Anciennes plaines d’épandage d’eaux usées des Yvelines et du Val-d’Oise

Les plaines d’Achères, de Carrières-sous-Poissy et Triel-sur-Seine (Yvelines) et celles de Méry-sur-Oise et Pierrelaye (Val d’Oise) ont fait l’objet d’épandages d’eaux usées brutes, puis partiellement traitées, à partir de 1890 et jusqu’à 2006 pour certains secteurs.

Les résultats de l’étude sanitaire (commanditée par l’ARS et cofinancée par le SIAAP) ont mis en évidence la présence de plomb dans les sols superficiels de certaines zones urbanisées (jardins individuels et collectifs, écoles, établissements recevant du public) à des teneurs supérieures aux valeurs-repères en Île-de-France. 

Parallèlement, Santé publique France a évalué à la demande de l’ARS la pertinence de réaliser un dépistage du saturnisme infantile sur ces sites d’épandage d’eaux usées.
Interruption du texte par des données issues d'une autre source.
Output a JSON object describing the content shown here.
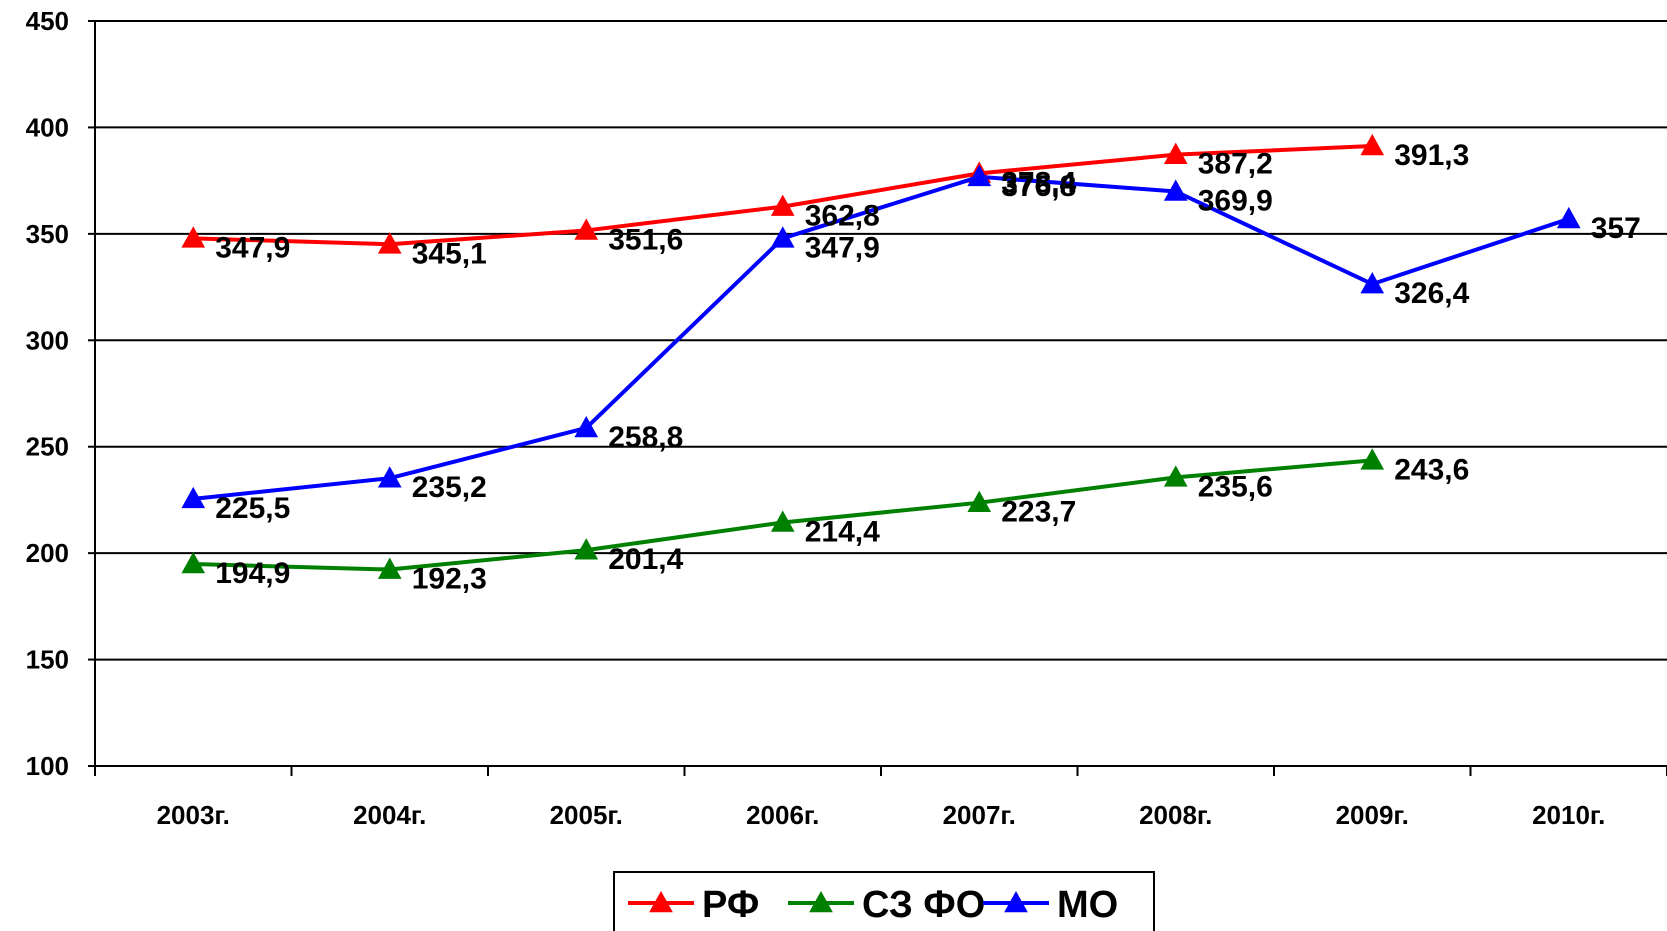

Il en résulte que la survenue d’un effet sanitaire lié à cette exposition au plomb ne peut être écartée, en particulier pour les enfants de 0 à 6 ans (par l’ingestion de particules de terre via le contact main-bouche).

Dès la publication des études sanitaires en octobre 2018, l’ARS a sensibilisé les professionnels de santé des 3 secteurs concernés, représentant au total 19 communes réparties entre les Yvelines (8 communes) et le Val-d’Oise (11 communes) :

  • Par courrier en octobre 2018 les incitant à prendre en compte cette voie d’exposition dans leurs décisions de prescription d’une plombémie ;
  • Lors de réunions d’information organisées en décembre 2018 dans les Yvelines et dans le Val-d’Oise présentant les résultats des études sanitaires, le point sur les intoxications du plomb à faible dose, les modalités de surveillance et les recommandations sanitaires (interventions à télécharger ci-contre).

La CIRE (cellule d’intervention en région de Santé Publique France) assure mensuellement un bilan des plombémies prescrites en interrogeant le système national de surveillance du saturnisme infantile.

Entre le 15 octobre 2018 et le 31 janvier 2019, 49 plombémies ont été réalisées chez des enfants domiciliés dans les 19 communes des plaines. Un cas de saturnisme, pour lequel une exposition avec des sols contaminés par le plomb, a ainsi été mis en évidence dans la commune de Carrières-sous-Poissy. Une imprégnation au plomb supérieure à 50 µg/litre a également été identifiée chez une femme enceinte de la même commune.

L’ARS engage une nouvelle action de sensibilisation auprès des médecins de toute la zone pour augmenter le nombre de prescriptions de plombémies. Les médecins peuvent s’aider du questionnaire des facteurs d’exposition issu du guide du Haut Conseil de Santé Publique, téléchargeable ci-contre.

Cette action est complétée, à Carrières-sous-Poissy, par une information directe auprès des familles.

Les médecins de Carrières-sous-Poissy peuvent s’aider de l’arbre décisionnel téléchargeable ci-contre pour déterminer quand il leur est recommandé de prescrire ce dépistage.

Pour les situations complexes ou atypiques, vous pouvez contacter un toxicologue du  centre antipoison (01 40 05 48 48) pour vous accompagner dans votre décision.

Connaître l’exposition réelle de vos patients

Toutes les communes ne sont pas concernées au même degré par les anciennes pratiques d’épandage des eaux usées. Vous pouvez à l’aide de l’outil cartographique en lien vérifier si l’adresse de domicile (ou des lieux fréquentés) de votre patient est située réellement sur une ancienne parcelle d’épandage.

Prise en main de l'outil cartographique : pour vérifier si le domicile de votre patient est situé dans un secteur d’épandage des eaux usées, tapez dans le champ « recherche » situé en haut à droite de la fenêtre. Des suggestions d’adresse apparaissent au fur et à mesure de votre saisie. Poursuivez votre saisie jusqu’à apparition de l’adresse souhaitée dans la liste et cliquez dessus. L’outil cartographique zoome alors précisément sur l’adresse sélectionnée. Dézoomez ou zoomez avec les boutons « + » et « - ».